Non sono un pittore né uno
scultore; tuttavia dipingo e modello. Non sono nemmeno un cantante di successo,
né un attore affermato; però canto e recito. Non ho abbastanza coraggio
per conquistare quello che vorrei, né la necessaria paura per tenermi lontano
da ciò che vorrei che non accadesse. Tuttavia dipingo e modello nei miei pensieri ciò che vedo e ascolto;
canto e recito la mia parte.
Non sono ricco da poter
comprare uno spazio mediatico in cui far notare (o forse urlare) la parte che
dovremmo tutti impersonare. Non sono, ahimè, figlio, fratello o convivente
di un politico. E nemmeno sono un politico, tuttavia non posso fare a meno di occuparmene.
Non “sono”, eppure sono e sento. Sento delle ragioni. Sento che anch'io ho dei doveri e delle responsabilità se non siamo quello che dovremmo essere. Se ancora non siamo quello che vorremmo essere: un mondo migliore.
Secondo Aristotele, “in uno Stato ciascuno deve svolgere le proprie funzioni al fine del bene collettivo. In quest’azione si manifesta la sua virtù”.
Il metodo
Immaginiamo il polline di un fiore sospinto da un leggero soffio di vento o dal respiro delicato di qualcuno. In un attimo, invisibile all'occhio, si libera per abbracciare altri fiori portando con sé la promessa di rinascita. E quando il fiore appassisce non segna la fine ma l'inizio di una nuova vita: fragile e sorprendente come un anticorpo che si erge contro una forza oscura.
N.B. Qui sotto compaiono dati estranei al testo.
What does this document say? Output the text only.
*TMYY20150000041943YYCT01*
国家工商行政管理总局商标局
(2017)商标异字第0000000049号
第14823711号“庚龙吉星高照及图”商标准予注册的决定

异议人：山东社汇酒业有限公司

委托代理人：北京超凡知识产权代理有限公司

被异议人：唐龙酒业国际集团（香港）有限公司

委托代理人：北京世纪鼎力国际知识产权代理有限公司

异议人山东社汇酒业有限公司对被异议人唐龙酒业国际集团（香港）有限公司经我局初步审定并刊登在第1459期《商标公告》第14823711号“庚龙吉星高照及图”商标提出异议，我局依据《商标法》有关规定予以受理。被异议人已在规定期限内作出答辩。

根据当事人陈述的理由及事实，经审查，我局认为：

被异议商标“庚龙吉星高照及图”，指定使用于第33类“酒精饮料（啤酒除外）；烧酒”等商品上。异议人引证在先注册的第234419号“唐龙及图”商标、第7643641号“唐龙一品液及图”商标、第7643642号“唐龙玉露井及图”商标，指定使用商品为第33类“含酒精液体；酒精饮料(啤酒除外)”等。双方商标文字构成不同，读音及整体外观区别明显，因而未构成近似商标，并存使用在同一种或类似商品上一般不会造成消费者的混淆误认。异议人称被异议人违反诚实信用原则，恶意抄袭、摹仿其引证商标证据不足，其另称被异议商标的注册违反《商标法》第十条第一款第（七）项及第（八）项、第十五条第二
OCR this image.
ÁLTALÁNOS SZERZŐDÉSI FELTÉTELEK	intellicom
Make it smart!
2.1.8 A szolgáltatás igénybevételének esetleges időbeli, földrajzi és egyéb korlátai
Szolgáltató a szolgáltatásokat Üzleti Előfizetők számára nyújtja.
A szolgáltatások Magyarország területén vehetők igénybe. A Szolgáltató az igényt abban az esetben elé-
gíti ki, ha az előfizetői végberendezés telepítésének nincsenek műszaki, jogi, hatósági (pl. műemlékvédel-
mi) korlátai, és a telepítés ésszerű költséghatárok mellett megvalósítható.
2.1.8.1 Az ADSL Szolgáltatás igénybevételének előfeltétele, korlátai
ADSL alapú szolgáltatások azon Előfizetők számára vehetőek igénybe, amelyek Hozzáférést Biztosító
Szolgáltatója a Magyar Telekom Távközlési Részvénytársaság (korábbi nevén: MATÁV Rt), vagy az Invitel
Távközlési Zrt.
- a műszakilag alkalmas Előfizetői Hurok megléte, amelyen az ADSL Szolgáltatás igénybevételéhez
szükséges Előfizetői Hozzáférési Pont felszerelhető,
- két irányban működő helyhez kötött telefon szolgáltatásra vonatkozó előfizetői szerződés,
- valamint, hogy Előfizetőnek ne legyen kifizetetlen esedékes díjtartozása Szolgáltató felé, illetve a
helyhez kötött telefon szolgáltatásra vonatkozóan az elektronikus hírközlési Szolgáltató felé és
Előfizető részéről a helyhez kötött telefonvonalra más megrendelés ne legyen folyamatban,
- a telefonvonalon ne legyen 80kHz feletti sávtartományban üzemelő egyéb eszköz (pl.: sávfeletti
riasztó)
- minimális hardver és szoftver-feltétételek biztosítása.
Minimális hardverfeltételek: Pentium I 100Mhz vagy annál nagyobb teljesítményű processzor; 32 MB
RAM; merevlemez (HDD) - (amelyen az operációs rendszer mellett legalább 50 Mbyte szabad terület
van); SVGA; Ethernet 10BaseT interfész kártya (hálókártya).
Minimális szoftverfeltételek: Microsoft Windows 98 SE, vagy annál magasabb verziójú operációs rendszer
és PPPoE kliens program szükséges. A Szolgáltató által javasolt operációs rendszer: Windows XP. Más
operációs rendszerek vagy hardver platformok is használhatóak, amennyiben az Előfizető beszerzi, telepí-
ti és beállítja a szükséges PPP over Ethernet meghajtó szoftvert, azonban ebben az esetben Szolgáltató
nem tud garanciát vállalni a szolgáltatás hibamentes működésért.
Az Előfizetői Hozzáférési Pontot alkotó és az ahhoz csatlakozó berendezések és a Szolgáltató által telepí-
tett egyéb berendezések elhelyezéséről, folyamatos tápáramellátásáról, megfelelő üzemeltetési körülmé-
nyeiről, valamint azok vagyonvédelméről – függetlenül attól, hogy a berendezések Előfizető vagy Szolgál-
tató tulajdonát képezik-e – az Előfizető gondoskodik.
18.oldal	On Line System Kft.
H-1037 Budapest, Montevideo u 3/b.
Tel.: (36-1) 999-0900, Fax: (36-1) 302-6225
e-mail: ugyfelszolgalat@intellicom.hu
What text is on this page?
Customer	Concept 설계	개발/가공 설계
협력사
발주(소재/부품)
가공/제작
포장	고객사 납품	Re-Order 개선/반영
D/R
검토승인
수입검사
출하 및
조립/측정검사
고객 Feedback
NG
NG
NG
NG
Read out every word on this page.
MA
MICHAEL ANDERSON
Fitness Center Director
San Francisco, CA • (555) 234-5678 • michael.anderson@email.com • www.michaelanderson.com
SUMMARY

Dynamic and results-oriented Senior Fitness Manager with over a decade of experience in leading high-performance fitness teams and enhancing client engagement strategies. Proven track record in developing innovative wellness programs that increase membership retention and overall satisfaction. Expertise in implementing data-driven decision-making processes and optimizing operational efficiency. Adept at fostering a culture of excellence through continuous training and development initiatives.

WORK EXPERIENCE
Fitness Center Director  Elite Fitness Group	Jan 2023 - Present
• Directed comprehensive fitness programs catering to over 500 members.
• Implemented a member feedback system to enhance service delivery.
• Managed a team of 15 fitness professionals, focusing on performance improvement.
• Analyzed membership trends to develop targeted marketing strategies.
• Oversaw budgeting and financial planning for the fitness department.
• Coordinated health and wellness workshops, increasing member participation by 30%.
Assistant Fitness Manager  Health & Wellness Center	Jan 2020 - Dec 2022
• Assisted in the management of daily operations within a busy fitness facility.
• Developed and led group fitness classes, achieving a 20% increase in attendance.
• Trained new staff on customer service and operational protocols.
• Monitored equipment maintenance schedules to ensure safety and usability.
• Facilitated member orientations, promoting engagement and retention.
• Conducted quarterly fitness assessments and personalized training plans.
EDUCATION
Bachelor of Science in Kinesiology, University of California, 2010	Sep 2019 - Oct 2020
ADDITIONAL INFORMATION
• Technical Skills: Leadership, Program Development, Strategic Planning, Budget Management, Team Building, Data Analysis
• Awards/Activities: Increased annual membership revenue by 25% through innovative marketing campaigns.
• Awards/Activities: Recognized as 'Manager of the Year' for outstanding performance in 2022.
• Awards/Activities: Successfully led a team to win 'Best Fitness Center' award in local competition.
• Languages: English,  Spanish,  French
Oppure consideriamo il bruco che, consumato il suo tempo, lascia il posto alla meraviglia: la farfalla che spicca il volo e incarna il miracolo del cambiamento. Tutto dipende dal seme, quel minuscolo nucleo di potenzialità che è il nostro pensiero. Possiamo diventare noi stessi quel seme maturo pronto a dar vita ad una nuova Civiltà fatta di sogni e passioni.
Pensiamo anche all'acqua, simbolo per eccellenza della vita, della rinascita e della purificazione. Essa nasce in cima a un monte, pura e indomita, e segue il suo percorso con calma, scavalcando ostacoli e superando ogni curva del destino, finché non giunge al mare, il suo altare. Lì si dissolve per sublimarsi in qualcosa di più grande.
Per costruire una civiltà dobbiamo ispirarci a queste cose, non per imporci, non per irreggimentare o dominare, ma per contagiare altri con una forza delicata.
Ricordiamo quando da bambini correvamo verso il genitore per trovare rifugio in un abbraccio che racchiudeva tutta l'essenza della vita? In quell'istante il mondo sembrava ridursi all'amore che dissetava la nostra anima. È proprio quell'emozione, quell'istante di pura felicità che può trasformare i nostri sogni in Civiltà.
Il raccolto arriverà quando deve arrivare; nel frattempo ogni azione ci può far riscoprire la nostra virtù per un cammino di sogni e di utopie realizzabili.
Chiunque sente il richiamo di quel seme interiore, si può unire a questo pensiero fragile e potente capace di far fiorire e contagiare il mondo, dando origine ad una civiltà che non smette mai di sognare un mondo migliore per i nostri figli e per coloro che verranno dopo di loro.